East Meets West in Art Music

Dr. Christopher Durrenberger (Music)

12:40-1:40 Monday, Wednesday and Friday

 

This seminar will take you on a musical journey into the cultures of East Asian and Western civilizations.  Interdisciplinary issues will include examining how each historical period's music relates to the visual arts, regional and global politics, economic and philosophical issues.  After a brief introduction to basic musical material structure and form, a selective survey spanning approximately 1600 years of music will ensue.  This will be accomplished through interactive multimedia (the WWW, audio and video-enhanced) classroom lectures, attending concerts, writing short research and response papers, periodic exams and oral presentations.

 

Sustainability, Science and Springfield

Dr. Andrew Scholl (Geography)

10:20-11:20 Monday, Wednesday and Friday

Sustainability has becoming a very popular catchphrase in the past few years, but what does it actually mean to be sustainable?  Generally defined as using natural resources at rates that allow people to live a high quality life today while not limiting the ability of future generations to be able to live a high quality life, the concept of sustainability has become one of the most challenging issues facing society today, and also one of the most contentious.  Nevertheless, global concerns about climate change, deforestation, access to freshwater, and the ability to feed ourselves have placed sustainability debates in the spotlight in both developed and developing nations.  The field of sustainability has developed as an interdisciplinary field between the areas of scientific knowledge, technological innovations and economic, social and political concerns.  In this course we will explore what sustainability is and how it relates to our lives here at Wittenberg and also the global community.  We will look at the role of scientific research in the field of sustainability and our understanding of the environment and natural resources.  In addition we will study specific environmental issues, and the challenges facing society when those issues are considered in the context of people’s lives and livelihoods.  Course work will involve and independent research project into a specific environmental issue, and also a group project exploring a sustainability issue on either the Wittenberg campus or the city of Springfield.  

 

What is Language?

Dr. Terumi Imai (Foreign Languages and Literature)
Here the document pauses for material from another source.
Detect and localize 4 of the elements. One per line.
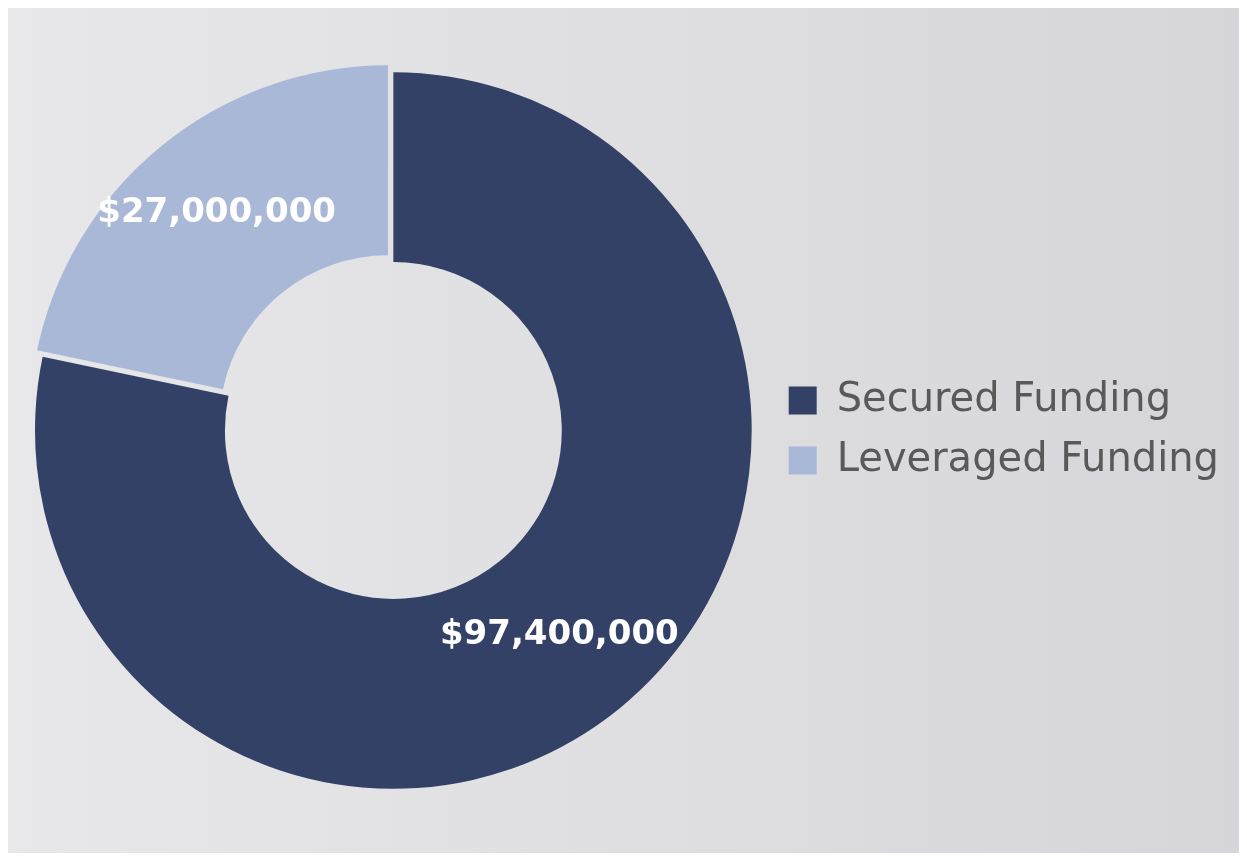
legend-label: Secured Funding (836, 373, 1172, 420)
data-label: $27,000,000 (97, 189, 337, 230)
legend-label: Leveraged Funding (836, 433, 1220, 480)
data-label: $97,400,000 (439, 611, 679, 652)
12:30-2:00 Tuesday and Thursday

 

Even if you have not asked yourself this question, you may have studied a foreign language and noticed how different the language is from English. You may also have found it difficult to learn a foreign language. In this course, you will learn the fundamental principles of language that are common to all human languages and how and why different groups of people speak differently. We will look at the factors such as region, gender, age, ethnicity, and social status.

 

'La Vie Boheme': Life as Art in the Modern Age

Dr. Hester Westley (Art)

12:40-1:40 Monday, Wednesday and Friday

Every culture implies its opposite, a counterculture.  Beginning in the nineteenth century, the counterculture life captured the attention--and imaginations--of the various artistic communities in France, England, and America.  Viewed largely as eccentric, subversive, and 'free', the bohemian life offered an openness to ideas and a freedom of expression that we can only begin to understand now.  This course will read widely in historical and creative accounts of the bohemian life, and it will draw heavily upon the visual arts as well as the literary developments of the nineteenth century.  Exposed to a range of perspectives on la vie boheme, the student will be required to submit several short essays, a journal of his/her own accounts of the bohemian life, and participate in several artistic events outside of the class.  A pervasive presence throughout the twentieth century, la vie boheme will work to answer pressing questions about the role of art, the role of imagination, and the place of the individual in the Modern Age.